The direction of travel is clear. Tax compliance is becoming more digital, more transparent and more interconnected across borders.

Soon, tax authorities around the world will be able to look into your global data, Freddie believes. And this has implications not just for systems, but for skills and organisational models.

“We talk about the idea of a hybrid tax professional,” continues Kit. “Someone who understands tax, but also data, technology and how systems interact. You can’t operate in silos anymore and organisations need to look at upskilling their teams.”

For businesses, the starting point is often gaining a thorough understanding of their current landscape –what data they have, where it sits, who owns it and how it flows through their compliance processes.
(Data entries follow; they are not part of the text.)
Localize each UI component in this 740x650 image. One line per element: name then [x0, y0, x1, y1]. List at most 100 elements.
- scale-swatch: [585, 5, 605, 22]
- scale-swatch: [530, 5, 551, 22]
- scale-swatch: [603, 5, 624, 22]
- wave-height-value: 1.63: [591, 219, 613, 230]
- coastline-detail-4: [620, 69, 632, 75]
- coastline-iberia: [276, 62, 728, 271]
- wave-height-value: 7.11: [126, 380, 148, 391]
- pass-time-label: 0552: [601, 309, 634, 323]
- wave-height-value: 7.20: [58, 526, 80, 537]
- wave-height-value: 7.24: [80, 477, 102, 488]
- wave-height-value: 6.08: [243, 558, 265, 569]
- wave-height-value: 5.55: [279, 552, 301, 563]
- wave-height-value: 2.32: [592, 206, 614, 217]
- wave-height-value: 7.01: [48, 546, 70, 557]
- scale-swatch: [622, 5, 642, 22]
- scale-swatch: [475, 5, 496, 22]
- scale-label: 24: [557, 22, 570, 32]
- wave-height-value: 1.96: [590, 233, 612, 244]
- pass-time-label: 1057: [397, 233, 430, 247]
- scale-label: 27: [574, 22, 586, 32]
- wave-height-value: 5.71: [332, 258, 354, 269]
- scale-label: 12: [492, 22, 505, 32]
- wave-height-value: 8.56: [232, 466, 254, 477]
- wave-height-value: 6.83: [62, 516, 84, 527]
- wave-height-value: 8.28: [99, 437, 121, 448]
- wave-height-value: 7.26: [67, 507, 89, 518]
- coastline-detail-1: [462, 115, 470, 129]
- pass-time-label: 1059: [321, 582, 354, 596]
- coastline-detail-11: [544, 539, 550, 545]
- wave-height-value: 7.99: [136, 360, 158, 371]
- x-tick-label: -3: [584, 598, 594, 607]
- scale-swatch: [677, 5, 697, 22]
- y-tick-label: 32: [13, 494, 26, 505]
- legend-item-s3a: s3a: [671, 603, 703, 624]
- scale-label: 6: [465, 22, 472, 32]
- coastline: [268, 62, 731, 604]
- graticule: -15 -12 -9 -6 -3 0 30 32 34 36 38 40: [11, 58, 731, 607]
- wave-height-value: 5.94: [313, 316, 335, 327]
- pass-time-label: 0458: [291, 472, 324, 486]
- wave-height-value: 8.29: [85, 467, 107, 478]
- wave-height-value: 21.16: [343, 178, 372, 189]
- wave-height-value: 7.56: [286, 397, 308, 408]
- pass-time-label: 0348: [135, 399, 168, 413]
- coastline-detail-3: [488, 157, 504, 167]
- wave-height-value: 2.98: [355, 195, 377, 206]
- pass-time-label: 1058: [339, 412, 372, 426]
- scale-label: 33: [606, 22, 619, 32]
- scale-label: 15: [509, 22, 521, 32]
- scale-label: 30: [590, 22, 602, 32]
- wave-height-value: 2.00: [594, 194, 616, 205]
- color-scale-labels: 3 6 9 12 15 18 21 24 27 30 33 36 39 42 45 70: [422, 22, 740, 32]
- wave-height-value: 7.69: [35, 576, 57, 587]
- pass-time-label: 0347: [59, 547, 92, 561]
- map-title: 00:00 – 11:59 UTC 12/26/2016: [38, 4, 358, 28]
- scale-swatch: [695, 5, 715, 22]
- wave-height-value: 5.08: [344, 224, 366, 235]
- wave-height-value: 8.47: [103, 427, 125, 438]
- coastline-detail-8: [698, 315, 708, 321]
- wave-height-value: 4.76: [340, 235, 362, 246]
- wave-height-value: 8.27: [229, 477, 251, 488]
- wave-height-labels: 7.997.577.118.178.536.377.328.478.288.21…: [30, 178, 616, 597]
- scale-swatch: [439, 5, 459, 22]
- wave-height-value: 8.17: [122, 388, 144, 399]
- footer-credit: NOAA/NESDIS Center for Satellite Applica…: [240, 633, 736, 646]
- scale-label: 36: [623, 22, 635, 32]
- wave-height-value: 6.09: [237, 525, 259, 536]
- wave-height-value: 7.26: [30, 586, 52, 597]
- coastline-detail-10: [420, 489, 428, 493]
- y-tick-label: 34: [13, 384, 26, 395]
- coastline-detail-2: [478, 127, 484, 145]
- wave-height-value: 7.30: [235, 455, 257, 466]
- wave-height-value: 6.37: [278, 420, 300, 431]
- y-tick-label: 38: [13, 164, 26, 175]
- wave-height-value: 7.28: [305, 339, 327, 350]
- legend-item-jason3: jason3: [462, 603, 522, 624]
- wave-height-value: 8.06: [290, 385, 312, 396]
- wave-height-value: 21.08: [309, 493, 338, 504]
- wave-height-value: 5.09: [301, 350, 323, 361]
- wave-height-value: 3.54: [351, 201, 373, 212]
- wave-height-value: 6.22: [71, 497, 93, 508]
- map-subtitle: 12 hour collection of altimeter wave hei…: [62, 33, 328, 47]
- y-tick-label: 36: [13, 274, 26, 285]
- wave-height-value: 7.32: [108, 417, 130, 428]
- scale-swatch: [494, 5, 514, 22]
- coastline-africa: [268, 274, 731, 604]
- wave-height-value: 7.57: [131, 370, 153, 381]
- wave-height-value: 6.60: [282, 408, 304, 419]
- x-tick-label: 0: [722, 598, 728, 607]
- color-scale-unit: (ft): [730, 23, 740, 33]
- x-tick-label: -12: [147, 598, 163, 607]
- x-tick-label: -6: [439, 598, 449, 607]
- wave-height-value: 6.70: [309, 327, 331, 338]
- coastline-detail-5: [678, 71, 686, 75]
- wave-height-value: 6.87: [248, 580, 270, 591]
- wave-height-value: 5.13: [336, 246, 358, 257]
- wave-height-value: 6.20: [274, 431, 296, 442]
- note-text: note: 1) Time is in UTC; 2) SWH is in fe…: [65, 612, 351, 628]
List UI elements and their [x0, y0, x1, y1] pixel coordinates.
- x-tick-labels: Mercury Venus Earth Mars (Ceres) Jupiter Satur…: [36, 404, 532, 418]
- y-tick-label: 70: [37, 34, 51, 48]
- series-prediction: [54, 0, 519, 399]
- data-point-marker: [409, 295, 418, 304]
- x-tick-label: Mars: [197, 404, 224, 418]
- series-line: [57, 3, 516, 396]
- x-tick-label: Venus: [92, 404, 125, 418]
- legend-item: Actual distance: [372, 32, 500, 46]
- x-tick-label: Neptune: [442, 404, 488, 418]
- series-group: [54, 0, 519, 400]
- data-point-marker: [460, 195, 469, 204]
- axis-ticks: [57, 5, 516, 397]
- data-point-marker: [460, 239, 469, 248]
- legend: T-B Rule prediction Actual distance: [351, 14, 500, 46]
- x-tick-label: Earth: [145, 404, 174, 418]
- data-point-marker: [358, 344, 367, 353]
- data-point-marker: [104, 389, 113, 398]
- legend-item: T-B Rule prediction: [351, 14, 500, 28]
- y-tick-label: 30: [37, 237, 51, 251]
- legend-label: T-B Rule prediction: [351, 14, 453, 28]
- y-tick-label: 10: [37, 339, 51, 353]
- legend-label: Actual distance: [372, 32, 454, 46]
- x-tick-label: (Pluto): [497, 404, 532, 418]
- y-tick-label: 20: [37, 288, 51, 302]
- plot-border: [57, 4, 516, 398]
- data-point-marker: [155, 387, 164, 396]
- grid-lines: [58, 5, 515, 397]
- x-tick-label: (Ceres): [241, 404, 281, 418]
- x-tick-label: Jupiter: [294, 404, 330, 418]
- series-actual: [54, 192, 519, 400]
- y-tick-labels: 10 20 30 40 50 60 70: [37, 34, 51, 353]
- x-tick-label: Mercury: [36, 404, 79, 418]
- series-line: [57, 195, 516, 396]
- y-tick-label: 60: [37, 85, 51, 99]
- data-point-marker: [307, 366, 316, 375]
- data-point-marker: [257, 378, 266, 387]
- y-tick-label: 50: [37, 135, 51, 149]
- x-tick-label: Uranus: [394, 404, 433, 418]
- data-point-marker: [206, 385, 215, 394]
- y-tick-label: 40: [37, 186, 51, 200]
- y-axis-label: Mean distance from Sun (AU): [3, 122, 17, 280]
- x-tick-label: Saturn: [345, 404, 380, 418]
From there, developing a coherent data and technology strategy will allow them to move away from piecemeal fixes towards a more sustainable model.

Deloitte’s approach focuses on looking holistically at data, processes, people, technology and governance. By drawing on global experience across jurisdictions and tax types, teams can help clients identify where improvements will have the greatest impact.

The goal is to give clients confidence that their data is accurate, their compliance is under control, and they have the insight they need to make informed decisions for an increasingly digitised future.